A continuing controversy in the discussion of chronic PCS concerns other contributing factors such as malingering [
11,
46-
49]. These concerns are partly driven by the lack of clear evidence for objectively measurable correlates of PCS. We cannot totally rule out the possibility of malingering or other contributing factors to our findings. However, this influence is probably of negligable magnitude for several reasons. First and foremost, participants involved in litigation of any kind were excluded from the study. Secondly, our volunteers were in employment or studying, and generally in good health and spirits. Finally, the severity of PCS symptoms systematically varied with the level of performance across a range cognitive tasks, and such a data distribution across a group is unlikely to be explained by malingering or exaggerated responses in the RPQ.
The research hypotheses of the present paper were based on the assumption that mild head injury can cause permanent microstructural damage and disturbances of neural function. As a result, information processing may become less efficient or more effortful and lead to deficits in neurobehavioral performance. Of course the question regarding the neural origin and mechanisms underlying sustained PCS are not addressed in the present study, however the data is in line with these ideas. Only a subgroup of MTBI participants show PCS symptoms, cognitive failures in everyday situations and diminished neurobehavioural performance in standardized test batteries. This neuroscience-based interpretation of our data might be challenged by the view that sustained PCS is driven by psychological factors rather than structural consequences of brain damage [
45,
53,
54]. For example, Van Zomeren [
55] and Wong [
56] argued that PCS related symptoms may be manifested to compensate for 'behavioural faults' which patients attribute to the head injury. While this theory could explain why common complaints reported in the PCS
+ group are more psychological in origin than somatic, it falls short of a plausible explanation for the strong correlation of objectively measurable performance indices and symptom severity.

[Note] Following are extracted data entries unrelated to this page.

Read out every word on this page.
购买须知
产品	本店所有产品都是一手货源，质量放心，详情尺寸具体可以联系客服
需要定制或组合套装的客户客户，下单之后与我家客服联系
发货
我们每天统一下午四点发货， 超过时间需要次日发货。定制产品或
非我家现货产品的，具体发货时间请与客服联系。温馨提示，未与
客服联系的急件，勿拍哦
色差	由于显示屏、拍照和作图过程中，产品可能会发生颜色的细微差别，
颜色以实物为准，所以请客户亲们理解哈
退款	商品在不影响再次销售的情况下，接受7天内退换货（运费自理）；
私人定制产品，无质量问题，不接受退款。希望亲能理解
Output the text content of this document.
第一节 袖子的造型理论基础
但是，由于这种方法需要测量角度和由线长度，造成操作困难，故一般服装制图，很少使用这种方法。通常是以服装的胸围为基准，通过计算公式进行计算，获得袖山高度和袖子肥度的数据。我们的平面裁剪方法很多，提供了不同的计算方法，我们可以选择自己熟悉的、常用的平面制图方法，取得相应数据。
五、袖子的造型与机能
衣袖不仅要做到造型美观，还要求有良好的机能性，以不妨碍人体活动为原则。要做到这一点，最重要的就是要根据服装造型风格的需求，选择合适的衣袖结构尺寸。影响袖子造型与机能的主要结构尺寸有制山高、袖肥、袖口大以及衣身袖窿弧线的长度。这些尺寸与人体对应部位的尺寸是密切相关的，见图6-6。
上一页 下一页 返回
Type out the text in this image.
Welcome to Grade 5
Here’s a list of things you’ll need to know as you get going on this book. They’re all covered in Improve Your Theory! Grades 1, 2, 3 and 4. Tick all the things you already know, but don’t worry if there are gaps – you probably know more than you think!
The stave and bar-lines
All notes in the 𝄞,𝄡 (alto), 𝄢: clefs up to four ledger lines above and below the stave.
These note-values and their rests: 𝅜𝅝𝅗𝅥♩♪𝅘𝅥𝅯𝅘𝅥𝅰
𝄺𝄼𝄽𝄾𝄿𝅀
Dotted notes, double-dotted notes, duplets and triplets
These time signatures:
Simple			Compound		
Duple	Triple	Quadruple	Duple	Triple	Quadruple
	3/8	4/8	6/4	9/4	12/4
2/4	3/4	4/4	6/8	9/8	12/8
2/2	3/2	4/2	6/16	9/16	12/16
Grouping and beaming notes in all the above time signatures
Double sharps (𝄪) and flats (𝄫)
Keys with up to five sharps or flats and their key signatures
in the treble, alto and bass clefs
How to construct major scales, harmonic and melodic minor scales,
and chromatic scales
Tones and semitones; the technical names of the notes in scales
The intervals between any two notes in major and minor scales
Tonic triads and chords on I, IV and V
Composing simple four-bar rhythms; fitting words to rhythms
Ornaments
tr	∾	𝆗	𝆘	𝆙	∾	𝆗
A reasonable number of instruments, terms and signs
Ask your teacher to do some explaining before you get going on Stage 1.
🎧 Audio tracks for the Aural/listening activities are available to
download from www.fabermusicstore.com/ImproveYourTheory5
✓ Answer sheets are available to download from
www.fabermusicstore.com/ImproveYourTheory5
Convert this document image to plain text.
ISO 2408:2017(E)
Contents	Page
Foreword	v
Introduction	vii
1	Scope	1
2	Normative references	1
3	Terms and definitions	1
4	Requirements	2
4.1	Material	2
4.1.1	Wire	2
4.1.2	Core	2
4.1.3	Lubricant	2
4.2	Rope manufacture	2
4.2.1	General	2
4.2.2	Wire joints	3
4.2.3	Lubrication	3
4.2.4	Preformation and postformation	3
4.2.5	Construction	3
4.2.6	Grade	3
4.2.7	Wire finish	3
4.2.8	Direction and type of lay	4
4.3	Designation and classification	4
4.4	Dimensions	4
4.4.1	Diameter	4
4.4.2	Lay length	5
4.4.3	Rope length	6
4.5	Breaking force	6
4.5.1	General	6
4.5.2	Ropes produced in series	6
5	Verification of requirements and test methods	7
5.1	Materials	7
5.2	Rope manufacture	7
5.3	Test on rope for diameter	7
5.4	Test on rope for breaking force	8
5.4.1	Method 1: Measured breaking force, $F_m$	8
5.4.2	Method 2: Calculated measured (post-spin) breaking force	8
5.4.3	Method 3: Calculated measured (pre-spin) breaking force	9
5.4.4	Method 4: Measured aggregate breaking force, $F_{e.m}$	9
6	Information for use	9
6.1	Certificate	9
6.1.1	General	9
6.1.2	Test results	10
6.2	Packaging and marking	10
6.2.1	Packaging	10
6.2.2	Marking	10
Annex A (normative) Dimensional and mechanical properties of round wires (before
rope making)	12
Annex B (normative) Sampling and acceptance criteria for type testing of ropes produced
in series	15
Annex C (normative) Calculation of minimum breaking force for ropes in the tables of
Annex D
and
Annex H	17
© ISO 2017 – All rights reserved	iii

In conclusion, the present study demonstrates a link between chronic PCS and neurobehavioral performance with a study design that controlled for the influence of MTBI per se. Our results are in line with some of the literature on long-term consequence of mild head injuries, and particularly highlight the role neuropsychological concomitants. Mild head-injuries are not always to be as mild as the name would suggest, and long-term consequence may very well have a neural underpinning.